Community Reporting & Processing Model

Processing Overview

Community Report Processing Workflow

Each submission passes through this sequence before appearing in the public dataset.

01 Anonymous Submission

02 Format Standardisation

03 De-Duplication & Abuse Filtering

04 Structured Storage & Aggregation

05 System-Wide Propagation

Reports that fail screening at any stage are held or discarded and do not enter the public dataset.

Submission Pipeline

All Reverseau data originates from community submissions. When someone receives a phone call or SMS, they can submit a report describing that experience. We require no registration, name, or email - submissions are entirely anonymous. This model has been in place since the platform launched in 2014, and it's deliberate: requiring identity would suppress legitimate reports from people targeted by threatening or harassing callers.

Reverseau does not independently verify the factual accuracy of individual submissions. The dataset reflects aggregated community-reported experiences, not confirmed facts about individual callers.

Each submission captures structured fields:

Phone number - the number being reported, normalised to Australian 10-digit format on submission
Caller type - selected from a fixed category set: Scam, Spam, Nuisance, Suspicious, Uncertain, or Legitimate (see Reporting Signal Evaluation)
Contact channel - how the caller reached the reporter (phone call, missed call, SMS, voicemail, MMS)
Written description - a free-text account of the interaction
Additional context - optional fields including tactics used, expected contact, time window, harm outcomes, and legitimacy verification

Anonymous by design. No account, email, or identity is required to submit a report. This removes a significant barrier for people who want to warn others but don't want to be identifiable.

Format Standardisation

Phone numbers are normalised on intake to a consistent 10-digit Australian format. The system strips spaces, dashes, parentheses, and international prefixes - so +61 2 9374 1234, (02) 9374-1234, and 0293741234 all resolve to the same record: 0293741234. This ensures every report for the same number is counted together regardless of how it was entered.

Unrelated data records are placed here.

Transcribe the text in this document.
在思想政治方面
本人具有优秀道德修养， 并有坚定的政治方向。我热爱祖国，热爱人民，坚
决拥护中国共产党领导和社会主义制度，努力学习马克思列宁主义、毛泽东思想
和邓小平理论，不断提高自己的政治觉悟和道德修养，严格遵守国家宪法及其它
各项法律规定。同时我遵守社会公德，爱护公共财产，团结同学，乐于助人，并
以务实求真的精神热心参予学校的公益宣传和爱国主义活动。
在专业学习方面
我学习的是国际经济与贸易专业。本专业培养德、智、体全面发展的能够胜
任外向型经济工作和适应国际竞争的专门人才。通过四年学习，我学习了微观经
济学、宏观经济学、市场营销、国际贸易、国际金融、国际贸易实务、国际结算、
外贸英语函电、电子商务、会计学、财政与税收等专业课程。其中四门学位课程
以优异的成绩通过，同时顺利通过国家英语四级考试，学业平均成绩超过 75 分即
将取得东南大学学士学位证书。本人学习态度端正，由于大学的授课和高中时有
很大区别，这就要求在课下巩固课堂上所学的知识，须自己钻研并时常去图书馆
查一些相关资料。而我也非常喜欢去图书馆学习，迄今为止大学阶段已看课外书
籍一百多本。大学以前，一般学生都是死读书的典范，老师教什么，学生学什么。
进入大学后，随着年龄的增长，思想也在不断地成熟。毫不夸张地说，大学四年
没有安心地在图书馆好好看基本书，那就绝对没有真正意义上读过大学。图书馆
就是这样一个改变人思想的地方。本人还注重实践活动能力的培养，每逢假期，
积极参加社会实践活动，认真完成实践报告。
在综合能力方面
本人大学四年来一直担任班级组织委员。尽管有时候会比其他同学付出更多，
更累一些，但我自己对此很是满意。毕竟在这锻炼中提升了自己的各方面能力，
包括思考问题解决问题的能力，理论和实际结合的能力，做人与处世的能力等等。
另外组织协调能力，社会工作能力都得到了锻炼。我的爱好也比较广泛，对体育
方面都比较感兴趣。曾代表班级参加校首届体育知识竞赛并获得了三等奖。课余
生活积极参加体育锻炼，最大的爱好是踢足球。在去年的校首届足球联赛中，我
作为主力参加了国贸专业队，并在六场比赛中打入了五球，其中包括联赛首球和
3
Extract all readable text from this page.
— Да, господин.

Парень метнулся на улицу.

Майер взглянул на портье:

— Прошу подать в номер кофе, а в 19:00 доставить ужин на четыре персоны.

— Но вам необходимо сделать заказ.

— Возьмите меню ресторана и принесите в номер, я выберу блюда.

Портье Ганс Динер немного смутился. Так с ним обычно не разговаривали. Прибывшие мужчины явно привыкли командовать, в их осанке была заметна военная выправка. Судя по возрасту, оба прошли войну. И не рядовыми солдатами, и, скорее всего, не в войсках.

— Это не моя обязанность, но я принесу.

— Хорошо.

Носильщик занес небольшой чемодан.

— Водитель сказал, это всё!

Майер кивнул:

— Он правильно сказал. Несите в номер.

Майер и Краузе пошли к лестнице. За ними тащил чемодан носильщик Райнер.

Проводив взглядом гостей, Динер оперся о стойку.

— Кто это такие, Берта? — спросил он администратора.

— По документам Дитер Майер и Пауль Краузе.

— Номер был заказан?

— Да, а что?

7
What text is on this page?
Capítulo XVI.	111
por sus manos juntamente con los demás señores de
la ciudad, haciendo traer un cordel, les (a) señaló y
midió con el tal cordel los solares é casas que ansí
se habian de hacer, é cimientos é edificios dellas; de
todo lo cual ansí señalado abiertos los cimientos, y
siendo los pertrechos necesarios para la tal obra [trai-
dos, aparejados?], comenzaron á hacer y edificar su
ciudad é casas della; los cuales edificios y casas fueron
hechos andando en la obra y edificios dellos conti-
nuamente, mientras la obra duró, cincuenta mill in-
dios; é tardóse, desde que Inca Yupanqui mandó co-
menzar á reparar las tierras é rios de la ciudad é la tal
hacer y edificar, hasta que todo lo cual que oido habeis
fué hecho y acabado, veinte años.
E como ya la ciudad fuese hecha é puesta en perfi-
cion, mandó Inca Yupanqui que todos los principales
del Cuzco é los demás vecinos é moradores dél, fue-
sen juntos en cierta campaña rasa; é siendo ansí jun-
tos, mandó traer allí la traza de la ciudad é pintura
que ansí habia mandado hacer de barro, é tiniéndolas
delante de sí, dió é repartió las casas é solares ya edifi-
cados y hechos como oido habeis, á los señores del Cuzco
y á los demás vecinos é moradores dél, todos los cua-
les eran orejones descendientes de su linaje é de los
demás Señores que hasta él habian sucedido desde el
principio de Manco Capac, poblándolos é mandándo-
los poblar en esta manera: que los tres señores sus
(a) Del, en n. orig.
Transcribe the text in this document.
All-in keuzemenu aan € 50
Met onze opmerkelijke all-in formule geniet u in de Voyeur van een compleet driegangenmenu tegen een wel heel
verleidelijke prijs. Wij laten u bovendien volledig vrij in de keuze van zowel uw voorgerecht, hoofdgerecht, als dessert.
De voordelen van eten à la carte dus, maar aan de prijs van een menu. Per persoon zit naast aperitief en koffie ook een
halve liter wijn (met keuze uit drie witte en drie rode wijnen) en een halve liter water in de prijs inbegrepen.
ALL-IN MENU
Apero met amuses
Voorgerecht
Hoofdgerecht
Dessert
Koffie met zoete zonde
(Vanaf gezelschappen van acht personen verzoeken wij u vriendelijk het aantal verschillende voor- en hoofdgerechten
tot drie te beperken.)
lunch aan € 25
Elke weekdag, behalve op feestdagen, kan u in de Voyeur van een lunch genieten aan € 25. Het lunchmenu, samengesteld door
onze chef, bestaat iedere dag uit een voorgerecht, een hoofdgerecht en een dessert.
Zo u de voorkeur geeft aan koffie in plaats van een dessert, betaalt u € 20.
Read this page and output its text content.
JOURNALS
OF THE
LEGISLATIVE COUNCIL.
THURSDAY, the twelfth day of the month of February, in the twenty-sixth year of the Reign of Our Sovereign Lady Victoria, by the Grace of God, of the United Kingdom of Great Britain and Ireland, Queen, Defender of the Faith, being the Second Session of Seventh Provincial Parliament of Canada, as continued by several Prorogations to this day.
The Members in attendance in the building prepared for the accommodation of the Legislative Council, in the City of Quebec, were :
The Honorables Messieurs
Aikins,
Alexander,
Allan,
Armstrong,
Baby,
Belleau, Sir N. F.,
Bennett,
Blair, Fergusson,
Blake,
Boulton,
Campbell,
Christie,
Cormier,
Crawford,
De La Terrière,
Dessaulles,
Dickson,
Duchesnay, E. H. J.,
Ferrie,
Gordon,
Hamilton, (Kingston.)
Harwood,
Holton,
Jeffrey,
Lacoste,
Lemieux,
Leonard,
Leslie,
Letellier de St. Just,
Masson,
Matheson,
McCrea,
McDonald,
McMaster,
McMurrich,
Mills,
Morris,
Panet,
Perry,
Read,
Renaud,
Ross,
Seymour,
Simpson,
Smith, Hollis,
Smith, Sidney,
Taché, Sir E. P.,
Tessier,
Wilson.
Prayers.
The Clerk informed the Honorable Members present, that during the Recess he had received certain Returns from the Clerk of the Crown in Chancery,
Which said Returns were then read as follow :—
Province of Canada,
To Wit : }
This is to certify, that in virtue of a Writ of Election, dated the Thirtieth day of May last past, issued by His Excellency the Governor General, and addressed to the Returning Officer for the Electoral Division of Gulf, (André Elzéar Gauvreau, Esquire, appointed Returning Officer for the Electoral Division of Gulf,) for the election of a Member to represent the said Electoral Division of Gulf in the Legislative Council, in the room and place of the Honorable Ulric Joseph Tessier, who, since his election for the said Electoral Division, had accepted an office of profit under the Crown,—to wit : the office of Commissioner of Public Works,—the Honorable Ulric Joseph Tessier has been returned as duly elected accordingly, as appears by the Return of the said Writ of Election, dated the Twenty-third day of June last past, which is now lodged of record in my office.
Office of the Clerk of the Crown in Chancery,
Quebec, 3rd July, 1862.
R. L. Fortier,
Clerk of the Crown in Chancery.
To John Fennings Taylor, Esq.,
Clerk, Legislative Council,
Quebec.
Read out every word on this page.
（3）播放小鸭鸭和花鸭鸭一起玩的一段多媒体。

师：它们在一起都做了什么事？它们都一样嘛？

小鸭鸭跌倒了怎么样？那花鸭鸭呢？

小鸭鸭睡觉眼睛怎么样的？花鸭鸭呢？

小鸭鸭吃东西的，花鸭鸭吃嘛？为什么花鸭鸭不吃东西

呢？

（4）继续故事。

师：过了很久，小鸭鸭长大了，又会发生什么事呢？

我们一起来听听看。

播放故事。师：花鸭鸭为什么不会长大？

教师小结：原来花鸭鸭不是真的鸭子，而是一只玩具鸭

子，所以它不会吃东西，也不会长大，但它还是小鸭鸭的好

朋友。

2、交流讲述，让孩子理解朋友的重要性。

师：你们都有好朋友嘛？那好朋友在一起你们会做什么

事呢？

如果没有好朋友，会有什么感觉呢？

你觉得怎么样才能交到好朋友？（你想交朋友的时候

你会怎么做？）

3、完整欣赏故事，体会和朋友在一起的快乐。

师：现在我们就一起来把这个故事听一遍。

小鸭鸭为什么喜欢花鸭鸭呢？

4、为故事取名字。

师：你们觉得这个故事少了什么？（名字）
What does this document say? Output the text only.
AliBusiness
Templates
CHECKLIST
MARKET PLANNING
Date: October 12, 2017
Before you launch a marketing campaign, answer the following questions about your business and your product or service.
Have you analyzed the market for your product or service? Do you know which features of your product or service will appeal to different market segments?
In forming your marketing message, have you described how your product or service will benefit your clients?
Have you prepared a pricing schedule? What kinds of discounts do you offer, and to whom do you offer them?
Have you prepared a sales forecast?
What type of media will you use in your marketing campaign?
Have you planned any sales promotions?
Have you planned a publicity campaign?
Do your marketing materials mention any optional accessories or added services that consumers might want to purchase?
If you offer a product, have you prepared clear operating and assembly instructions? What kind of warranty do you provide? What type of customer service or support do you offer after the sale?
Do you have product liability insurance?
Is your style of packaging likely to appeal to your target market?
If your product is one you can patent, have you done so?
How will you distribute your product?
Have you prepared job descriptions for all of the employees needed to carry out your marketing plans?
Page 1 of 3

Numbers that cannot be normalised to a valid Australian format are rejected at this stage.

De-Duplication

To prevent a single source from inflating a number's report count, the system checks each incoming submission against recent submissions for the same number. If a submission shares the same origin signals as another submission within the past 72 hours, it is treated as a duplicate and discarded.

De-duplication checks combine submission metadata and content similarity analysis. The goal is to reject repeat submissions from the same source while preserving independent reports from unrelated contributors - even when those reports describe similar experiences.

Why 72 hours? Short enough to stop a coordinated flood of identical reports; long enough that a genuine repeat caller (who calls the same person multiple times in a week) generates only one report per incident, keeping the dataset representative.

Abuse Filtering

Every submission passes through automated pre-screening before entering the dataset. The screening layer checks for:

Spam content and repetitive phrasing patterns
Personal identifying information (names, addresses, government ID numbers)
Profanity, hate speech, and guideline violations
Near-duplicate content not caught by the de-duplication step

Reports that clear automated screening publish promptly. Reports flagged as potentially problematic go to human review. Human moderators have final say - automated assessments are advisory, not binding. Moderation decisions follow the published platform guidelines.

For details on how AI tools assist this screening process, see the AI Transparency Statement.

Storage & Aggregation

Accepted reports are stored as individual records linked to the reported number. The aggregate profile for each number - classification, confidence level, report count - recalculates automatically each time a new report is accepted. Aggregation applies volume, recency, and category-distribution weighting; the full rules are documented in the Reporting Signal Evaluation Framework.

A number's classification can change as the evidence base grows. A number that starts at "Low Activity" with 3 reports can reach "High Risk" once enough independent reports accumulate and consensus tightens.

Allocation data stays separate. Telecommunications carrier and service-type metadata comes from ACMA allocation records, not community reports. It describes what the number was allocated for - not who currently holds or uses it.

AI-Assisted Summaries

Phone detail pages may include a summary paragraph describing reported activity. These summaries are generated from aggregated community report data and public telecommunications records using AI-assisted tools. They do not introduce claims beyond the underlying submissions and allocation data - they synthesise what contributors have already reported.

All AI-assisted summaries carry an explicit disclosure: "AI-assisted analysis based on community reports and public data." Summaries are regenerated periodically and reviewed before publication.

Full details: AI Transparency Statement.

Update Propagation

When a report is accepted, four things happen in sequence:

The report is stored as an individual record
The number's aggregate classification and rating recalculate
The number appears on the recently updated feed
Related aggregation pages (state, service type, prefix) reflect the updated data

Historical records remain in the permanent dataset archive. Recalculation is triggered by each new accepted report - there is no fixed batch update cycle.